Heaven help us if the pros decide to do something like this:
Business risk intelligence firm FlashPoint has put out a preliminary analysis of last week’s massive denial of service attack against Dyn DNS, and its conclusion is it was likely the work of amateur hackers — rather than, as some had posited, state-sponsored actors perhaps funded by the Russian government.
The DDoS attack against Dyn’s domain name system impacted access to a range of sites in parts of the U.S. last Friday, including PayPal, Twitter, Reddit, GitHub, Amazon, Netflix, Spotify and RuneScape.
Aside from suspicion falling on Russia, various entities have also claimed or implied responsibility for the attack, including a hacking group called the New World Hackers and — bizarrely — WikiLeaks, which put out a (perhaps joke) tweet suggesting some of its supporters might be involved.

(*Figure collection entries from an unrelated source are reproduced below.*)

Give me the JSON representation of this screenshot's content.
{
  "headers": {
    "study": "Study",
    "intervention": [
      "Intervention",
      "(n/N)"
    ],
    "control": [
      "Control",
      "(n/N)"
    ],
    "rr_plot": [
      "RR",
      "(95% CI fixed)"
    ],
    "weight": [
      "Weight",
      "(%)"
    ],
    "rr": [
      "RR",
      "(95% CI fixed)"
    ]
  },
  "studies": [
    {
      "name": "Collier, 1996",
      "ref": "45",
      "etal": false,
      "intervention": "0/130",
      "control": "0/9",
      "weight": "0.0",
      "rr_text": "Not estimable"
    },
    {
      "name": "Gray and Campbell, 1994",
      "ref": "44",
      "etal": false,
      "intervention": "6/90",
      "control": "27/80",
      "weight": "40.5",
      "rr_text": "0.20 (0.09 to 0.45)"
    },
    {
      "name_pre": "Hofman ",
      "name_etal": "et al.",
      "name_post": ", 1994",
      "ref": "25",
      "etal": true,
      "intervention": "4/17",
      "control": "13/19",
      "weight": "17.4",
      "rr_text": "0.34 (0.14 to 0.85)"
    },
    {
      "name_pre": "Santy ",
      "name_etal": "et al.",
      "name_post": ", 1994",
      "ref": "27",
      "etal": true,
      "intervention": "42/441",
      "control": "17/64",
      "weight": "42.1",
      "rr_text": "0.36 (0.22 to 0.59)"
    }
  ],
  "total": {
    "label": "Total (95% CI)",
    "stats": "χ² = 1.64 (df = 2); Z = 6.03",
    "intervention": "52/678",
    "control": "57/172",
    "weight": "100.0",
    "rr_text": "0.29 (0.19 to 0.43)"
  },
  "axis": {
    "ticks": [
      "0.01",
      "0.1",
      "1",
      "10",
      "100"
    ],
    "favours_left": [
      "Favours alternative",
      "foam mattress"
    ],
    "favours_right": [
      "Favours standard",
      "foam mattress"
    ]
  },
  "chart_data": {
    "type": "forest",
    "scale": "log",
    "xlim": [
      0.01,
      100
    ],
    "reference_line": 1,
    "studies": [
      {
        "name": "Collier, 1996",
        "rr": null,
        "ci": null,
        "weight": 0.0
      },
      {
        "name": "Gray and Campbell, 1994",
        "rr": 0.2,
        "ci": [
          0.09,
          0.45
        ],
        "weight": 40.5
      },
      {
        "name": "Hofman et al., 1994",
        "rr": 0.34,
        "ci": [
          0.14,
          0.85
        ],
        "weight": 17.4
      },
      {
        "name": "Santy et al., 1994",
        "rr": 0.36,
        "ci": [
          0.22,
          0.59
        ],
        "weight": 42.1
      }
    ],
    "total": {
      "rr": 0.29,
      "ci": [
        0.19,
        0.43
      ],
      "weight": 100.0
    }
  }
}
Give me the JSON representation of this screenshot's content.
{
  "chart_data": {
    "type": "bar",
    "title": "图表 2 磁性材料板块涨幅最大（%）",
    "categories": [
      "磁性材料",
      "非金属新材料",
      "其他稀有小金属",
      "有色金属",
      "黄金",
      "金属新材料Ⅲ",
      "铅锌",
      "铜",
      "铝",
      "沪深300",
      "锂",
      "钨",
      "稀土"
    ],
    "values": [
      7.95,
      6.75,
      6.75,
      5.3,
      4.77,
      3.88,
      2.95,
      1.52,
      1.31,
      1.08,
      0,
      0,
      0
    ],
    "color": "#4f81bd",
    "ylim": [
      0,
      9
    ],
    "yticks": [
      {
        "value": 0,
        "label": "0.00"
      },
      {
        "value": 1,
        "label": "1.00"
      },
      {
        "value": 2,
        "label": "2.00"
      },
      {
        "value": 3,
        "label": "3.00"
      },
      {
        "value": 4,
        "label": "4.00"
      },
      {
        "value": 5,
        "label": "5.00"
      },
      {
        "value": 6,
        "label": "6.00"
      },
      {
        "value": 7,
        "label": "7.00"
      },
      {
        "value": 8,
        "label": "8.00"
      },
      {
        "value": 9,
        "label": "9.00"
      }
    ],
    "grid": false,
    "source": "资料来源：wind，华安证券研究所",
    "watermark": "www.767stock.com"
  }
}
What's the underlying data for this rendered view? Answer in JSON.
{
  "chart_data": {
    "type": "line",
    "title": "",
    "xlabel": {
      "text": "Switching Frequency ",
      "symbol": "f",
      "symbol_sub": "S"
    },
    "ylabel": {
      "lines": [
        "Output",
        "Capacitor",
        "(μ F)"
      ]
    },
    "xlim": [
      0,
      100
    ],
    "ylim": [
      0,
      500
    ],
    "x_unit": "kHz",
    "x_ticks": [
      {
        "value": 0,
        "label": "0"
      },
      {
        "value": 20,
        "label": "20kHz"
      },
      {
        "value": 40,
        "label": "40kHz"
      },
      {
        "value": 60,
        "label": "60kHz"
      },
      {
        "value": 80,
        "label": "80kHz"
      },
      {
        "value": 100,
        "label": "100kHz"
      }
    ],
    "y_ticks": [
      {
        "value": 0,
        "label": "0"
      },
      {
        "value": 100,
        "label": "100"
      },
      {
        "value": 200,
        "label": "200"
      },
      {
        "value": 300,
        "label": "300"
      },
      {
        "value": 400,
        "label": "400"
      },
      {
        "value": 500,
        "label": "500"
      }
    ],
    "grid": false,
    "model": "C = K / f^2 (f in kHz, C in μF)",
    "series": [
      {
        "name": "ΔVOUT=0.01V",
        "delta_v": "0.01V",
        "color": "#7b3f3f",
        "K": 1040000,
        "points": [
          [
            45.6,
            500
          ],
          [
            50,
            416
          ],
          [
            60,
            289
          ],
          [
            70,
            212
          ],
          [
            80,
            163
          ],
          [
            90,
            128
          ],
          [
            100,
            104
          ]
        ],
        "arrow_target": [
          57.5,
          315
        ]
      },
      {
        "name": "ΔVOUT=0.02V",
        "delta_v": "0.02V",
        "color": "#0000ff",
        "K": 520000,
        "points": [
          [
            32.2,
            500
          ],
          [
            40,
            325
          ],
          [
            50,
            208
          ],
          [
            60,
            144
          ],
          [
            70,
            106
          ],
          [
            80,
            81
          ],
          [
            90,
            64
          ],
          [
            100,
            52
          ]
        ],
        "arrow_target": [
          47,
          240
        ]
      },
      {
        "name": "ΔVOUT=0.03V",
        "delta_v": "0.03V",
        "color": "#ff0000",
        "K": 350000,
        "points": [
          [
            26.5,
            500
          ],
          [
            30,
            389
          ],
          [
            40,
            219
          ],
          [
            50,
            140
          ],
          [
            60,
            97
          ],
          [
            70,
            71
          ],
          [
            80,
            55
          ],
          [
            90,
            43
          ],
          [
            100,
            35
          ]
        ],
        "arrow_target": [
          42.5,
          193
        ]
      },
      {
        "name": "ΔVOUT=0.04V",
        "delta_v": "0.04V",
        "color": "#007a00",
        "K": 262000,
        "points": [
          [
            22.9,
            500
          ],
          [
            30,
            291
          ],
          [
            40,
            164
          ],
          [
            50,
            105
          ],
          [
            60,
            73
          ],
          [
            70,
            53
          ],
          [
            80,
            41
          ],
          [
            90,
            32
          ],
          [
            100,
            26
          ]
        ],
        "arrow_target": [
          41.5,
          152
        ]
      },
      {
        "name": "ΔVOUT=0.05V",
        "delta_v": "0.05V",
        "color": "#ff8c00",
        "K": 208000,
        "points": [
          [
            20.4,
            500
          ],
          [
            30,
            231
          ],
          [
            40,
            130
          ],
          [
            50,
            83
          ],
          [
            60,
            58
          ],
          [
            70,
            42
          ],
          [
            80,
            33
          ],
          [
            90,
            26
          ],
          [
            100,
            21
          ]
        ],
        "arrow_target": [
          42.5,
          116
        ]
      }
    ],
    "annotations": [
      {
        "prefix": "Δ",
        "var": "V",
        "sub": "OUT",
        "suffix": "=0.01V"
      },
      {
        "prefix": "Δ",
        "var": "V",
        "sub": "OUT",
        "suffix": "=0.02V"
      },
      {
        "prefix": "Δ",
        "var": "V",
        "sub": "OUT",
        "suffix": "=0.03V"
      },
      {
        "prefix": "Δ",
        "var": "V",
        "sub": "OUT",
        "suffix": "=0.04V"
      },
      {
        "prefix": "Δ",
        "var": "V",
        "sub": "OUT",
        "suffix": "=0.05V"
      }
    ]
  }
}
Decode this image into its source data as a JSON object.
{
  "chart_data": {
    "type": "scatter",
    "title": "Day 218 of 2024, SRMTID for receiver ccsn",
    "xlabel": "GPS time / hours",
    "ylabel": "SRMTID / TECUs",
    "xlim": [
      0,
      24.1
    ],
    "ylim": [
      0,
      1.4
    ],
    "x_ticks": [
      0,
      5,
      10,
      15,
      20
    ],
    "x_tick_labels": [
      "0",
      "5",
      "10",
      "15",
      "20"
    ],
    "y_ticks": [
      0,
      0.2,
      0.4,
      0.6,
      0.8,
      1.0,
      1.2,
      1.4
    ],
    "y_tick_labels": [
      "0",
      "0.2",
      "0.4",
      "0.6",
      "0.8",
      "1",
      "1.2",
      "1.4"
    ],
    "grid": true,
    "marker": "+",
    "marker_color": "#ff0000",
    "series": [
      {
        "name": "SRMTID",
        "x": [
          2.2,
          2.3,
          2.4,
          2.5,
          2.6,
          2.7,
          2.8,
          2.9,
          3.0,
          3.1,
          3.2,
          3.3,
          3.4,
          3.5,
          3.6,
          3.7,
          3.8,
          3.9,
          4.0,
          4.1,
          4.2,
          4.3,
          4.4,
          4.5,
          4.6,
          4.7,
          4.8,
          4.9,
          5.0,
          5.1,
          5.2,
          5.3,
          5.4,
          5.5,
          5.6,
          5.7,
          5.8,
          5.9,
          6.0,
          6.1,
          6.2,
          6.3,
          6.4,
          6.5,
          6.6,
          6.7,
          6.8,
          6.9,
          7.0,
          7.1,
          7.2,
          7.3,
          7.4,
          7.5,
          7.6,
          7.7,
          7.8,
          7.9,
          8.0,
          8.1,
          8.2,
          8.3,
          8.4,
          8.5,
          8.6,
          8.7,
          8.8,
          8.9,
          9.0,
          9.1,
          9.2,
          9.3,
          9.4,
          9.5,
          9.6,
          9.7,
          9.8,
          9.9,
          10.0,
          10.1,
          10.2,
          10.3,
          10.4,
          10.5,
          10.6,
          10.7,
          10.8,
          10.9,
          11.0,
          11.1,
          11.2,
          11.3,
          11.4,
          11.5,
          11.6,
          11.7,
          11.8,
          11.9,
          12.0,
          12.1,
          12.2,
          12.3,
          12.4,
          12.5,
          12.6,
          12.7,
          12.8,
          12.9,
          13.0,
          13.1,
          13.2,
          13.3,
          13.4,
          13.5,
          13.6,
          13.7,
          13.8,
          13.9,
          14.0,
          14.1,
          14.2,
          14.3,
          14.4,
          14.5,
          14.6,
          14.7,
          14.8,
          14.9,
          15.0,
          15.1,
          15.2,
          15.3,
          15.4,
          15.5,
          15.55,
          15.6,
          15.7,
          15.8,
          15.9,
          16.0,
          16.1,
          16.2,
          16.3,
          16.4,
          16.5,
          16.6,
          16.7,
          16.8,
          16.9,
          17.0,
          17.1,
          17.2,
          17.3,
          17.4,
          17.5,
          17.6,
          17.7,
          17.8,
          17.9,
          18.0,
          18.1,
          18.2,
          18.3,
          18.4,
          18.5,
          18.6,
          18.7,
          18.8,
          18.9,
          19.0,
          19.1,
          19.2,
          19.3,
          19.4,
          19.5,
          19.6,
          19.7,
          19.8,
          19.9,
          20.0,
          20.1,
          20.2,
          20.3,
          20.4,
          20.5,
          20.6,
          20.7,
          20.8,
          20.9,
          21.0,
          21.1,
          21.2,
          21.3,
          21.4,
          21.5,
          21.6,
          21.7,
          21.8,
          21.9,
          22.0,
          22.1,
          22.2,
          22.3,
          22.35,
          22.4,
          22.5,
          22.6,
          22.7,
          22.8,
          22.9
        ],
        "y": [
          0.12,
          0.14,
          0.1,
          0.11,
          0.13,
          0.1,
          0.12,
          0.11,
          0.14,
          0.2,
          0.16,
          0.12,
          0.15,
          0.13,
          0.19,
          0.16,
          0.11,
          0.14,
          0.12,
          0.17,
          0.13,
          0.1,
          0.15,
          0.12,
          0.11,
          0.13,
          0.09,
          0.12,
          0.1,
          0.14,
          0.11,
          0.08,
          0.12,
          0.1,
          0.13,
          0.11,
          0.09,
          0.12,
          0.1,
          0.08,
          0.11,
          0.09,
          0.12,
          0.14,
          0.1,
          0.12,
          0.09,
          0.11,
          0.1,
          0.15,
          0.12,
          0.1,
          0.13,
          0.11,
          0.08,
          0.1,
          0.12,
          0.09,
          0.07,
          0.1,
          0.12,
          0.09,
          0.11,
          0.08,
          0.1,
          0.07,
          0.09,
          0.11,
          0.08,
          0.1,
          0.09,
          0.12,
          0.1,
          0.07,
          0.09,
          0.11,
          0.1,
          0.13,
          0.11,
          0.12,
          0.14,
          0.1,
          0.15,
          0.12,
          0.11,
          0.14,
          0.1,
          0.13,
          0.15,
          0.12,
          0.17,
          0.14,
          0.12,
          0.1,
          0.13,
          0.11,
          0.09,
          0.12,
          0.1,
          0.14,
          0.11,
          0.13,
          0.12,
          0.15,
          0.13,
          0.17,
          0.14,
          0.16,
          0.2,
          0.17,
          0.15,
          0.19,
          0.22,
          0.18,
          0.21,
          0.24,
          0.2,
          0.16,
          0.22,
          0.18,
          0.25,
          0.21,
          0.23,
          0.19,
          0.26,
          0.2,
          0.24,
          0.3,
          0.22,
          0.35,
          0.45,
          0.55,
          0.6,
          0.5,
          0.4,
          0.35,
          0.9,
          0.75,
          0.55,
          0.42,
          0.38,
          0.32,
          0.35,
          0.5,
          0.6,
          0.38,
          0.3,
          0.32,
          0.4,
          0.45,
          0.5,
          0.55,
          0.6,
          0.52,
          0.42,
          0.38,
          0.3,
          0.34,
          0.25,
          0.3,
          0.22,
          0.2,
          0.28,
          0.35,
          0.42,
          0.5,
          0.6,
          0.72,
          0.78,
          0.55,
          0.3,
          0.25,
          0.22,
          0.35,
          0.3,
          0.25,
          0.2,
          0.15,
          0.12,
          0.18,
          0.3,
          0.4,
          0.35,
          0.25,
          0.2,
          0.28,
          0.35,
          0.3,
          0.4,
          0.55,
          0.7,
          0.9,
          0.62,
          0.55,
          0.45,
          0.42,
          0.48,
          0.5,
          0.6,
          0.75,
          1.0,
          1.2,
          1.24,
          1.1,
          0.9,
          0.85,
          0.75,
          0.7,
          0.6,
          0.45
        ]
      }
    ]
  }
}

FlashPoint dubs these claims “dubious” and “likely to be false”, and instead comes down on the side of the script kiddies theory.
Its reasoning is based on a few factors, including a detail it unearthed during its investigation of the attack: namely that the infrastructure used in the attack also targeted a well-known video game company.
“While there does not appear to have been any disruption of service, the targeting of a video game company is less indicative of hacktivists, state-actors, or social justice communities, and aligns more with the hackers that frequent online hacking forums,” writes FlashPoint’s Allison Nixon, John Costello and Zach Wikholm in their analysis.
This is going to get very ugly very fast.
I might suggest that making sure that equipment manufacturers can be held liable for these sort of bone-headed vulnerabilities.